D’après leurs récits, certains ont été arrêtés à Luanda, d’autres dans des provinces où ils étaient installés depuis plus de cinq ans dans l’irrégularité, ont-ils reconnu. Ils s’étaient rendus dans ce pays voisin pour le commerce ou l’exploitation minière.
Cette nouvelle vague est composée, pour l’essentiel, de ressortissants de l’ancienne province du Bandundu. Ce qui suscite le plus de curiosité, c’est leur affirmation d’être entrés par la frontière de Kimpangu (territoire de Mbanza-Ngungu), avant de longer la frontière jusqu’à Kingamakuni (territoire de Kimvula), un coin autrefois exposé aux incursions dévastatrices de la milice Mobondo, en passant par Kindompolo (territoire de Madimba).
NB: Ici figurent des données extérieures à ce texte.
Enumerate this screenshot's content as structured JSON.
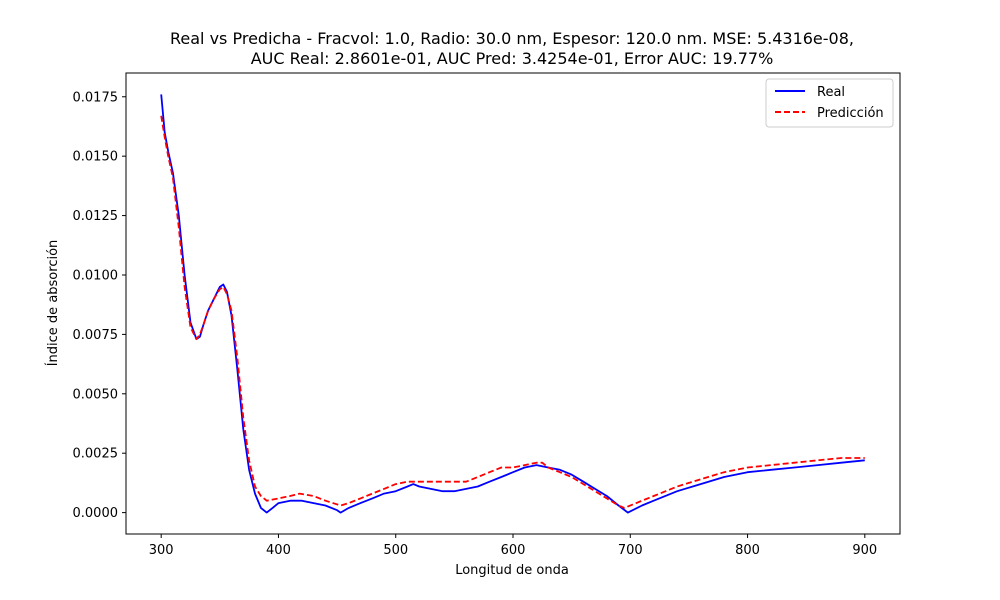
{
  "chart_data": {
    "type": "line",
    "title_line1": "Real vs Predicha - Fracvol: 1.0, Radio: 30.0 nm, Espesor: 120.0 nm. MSE: 5.4316e-08,",
    "title_line2": "AUC Real: 2.8601e-01, AUC Pred: 3.4254e-01, Error AUC: 19.77%",
    "xlabel": "Longitud de onda",
    "ylabel": "Índice de absorción",
    "xlim": [
      270,
      930
    ],
    "ylim": [
      -0.0009,
      0.0185
    ],
    "xticks": [
      300,
      400,
      500,
      600,
      700,
      800,
      900
    ],
    "xtick_labels": [
      "300",
      "400",
      "500",
      "600",
      "700",
      "800",
      "900"
    ],
    "yticks": [
      0.0,
      0.0025,
      0.005,
      0.0075,
      0.01,
      0.0125,
      0.015,
      0.0175
    ],
    "ytick_labels": [
      "0.0000",
      "0.0025",
      "0.0050",
      "0.0075",
      "0.0100",
      "0.0125",
      "0.0150",
      "0.0175"
    ],
    "grid": false,
    "legend_position": "top-right",
    "series": [
      {
        "name": "Real",
        "color": "#0000ff",
        "style": "solid",
        "x": [
          300,
          303,
          306,
          310,
          315,
          320,
          325,
          330,
          333,
          336,
          340,
          345,
          350,
          353,
          356,
          360,
          365,
          370,
          375,
          380,
          385,
          390,
          395,
          400,
          410,
          420,
          430,
          440,
          450,
          453,
          460,
          470,
          480,
          490,
          500,
          510,
          515,
          520,
          530,
          540,
          550,
          560,
          570,
          580,
          590,
          600,
          610,
          620,
          630,
          640,
          650,
          660,
          670,
          680,
          690,
          698,
          710,
          720,
          740,
          760,
          780,
          800,
          820,
          840,
          860,
          880,
          900
        ],
        "y": [
          0.0176,
          0.016,
          0.0152,
          0.0143,
          0.0125,
          0.01,
          0.008,
          0.0073,
          0.0074,
          0.0079,
          0.0085,
          0.009,
          0.0095,
          0.0096,
          0.0093,
          0.0083,
          0.006,
          0.0035,
          0.0018,
          0.0008,
          0.0002,
          0.0,
          0.0002,
          0.0004,
          0.0005,
          0.0005,
          0.0004,
          0.0003,
          0.0001,
          0.0,
          0.0002,
          0.0004,
          0.0006,
          0.0008,
          0.0009,
          0.0011,
          0.0012,
          0.0011,
          0.001,
          0.0009,
          0.0009,
          0.001,
          0.0011,
          0.0013,
          0.0015,
          0.0017,
          0.0019,
          0.002,
          0.0019,
          0.0018,
          0.0016,
          0.0013,
          0.001,
          0.0007,
          0.0003,
          0.0,
          0.0003,
          0.0005,
          0.0009,
          0.0012,
          0.0015,
          0.0017,
          0.0018,
          0.0019,
          0.002,
          0.0021,
          0.0022
        ]
      },
      {
        "name": "Predicción",
        "color": "#ff0000",
        "style": "dashed",
        "x": [
          300,
          303,
          306,
          310,
          315,
          320,
          325,
          330,
          333,
          336,
          340,
          345,
          350,
          353,
          356,
          360,
          365,
          370,
          375,
          380,
          385,
          390,
          400,
          410,
          418,
          430,
          440,
          453,
          460,
          470,
          480,
          490,
          500,
          510,
          520,
          530,
          540,
          550,
          560,
          570,
          580,
          590,
          600,
          610,
          620,
          625,
          630,
          640,
          650,
          660,
          670,
          680,
          690,
          695,
          710,
          720,
          740,
          760,
          780,
          800,
          820,
          840,
          860,
          880,
          900
        ],
        "y": [
          0.0167,
          0.0158,
          0.015,
          0.0141,
          0.012,
          0.0095,
          0.0078,
          0.0073,
          0.0075,
          0.0079,
          0.0085,
          0.009,
          0.0094,
          0.0095,
          0.0092,
          0.0085,
          0.0065,
          0.004,
          0.0022,
          0.0011,
          0.0007,
          0.0005,
          0.0006,
          0.0007,
          0.0008,
          0.0007,
          0.0005,
          0.0003,
          0.0004,
          0.0006,
          0.0008,
          0.001,
          0.0012,
          0.0013,
          0.0013,
          0.0013,
          0.0013,
          0.0013,
          0.0013,
          0.0015,
          0.0017,
          0.0019,
          0.0019,
          0.002,
          0.0021,
          0.0021,
          0.0019,
          0.0017,
          0.0015,
          0.0012,
          0.0009,
          0.0006,
          0.0003,
          0.0002,
          0.0005,
          0.0007,
          0.0011,
          0.0014,
          0.0017,
          0.0019,
          0.002,
          0.0021,
          0.0022,
          0.0023,
          0.0023
        ]
      }
    ]
  }
}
Ont-ils été dûment identifiés par les services compétents lors de ce qui semble devenir un véritable pèlerinage ? D’autres interrogations subsistent : du côté angolais, pourquoi n’a-t-on pas également refoulé de femmes, comme le font le Congo-Brazzaville ou d’autres pays lors de procédures similaires ? Ces questions fondamentales méritent d’être posées, non seulement pour confirmer leur nationalité congolaise, mais aussi pour approfondir les interrogatoires.
Pour rappel, la semaine dernière, six hommes sont arrivés d’Angola par la frontière du territoire de Kimvula. C’est à l’étape de Kinkosi Luidi que ce groupe a été intercepté avant d’être acheminé à Inkisi.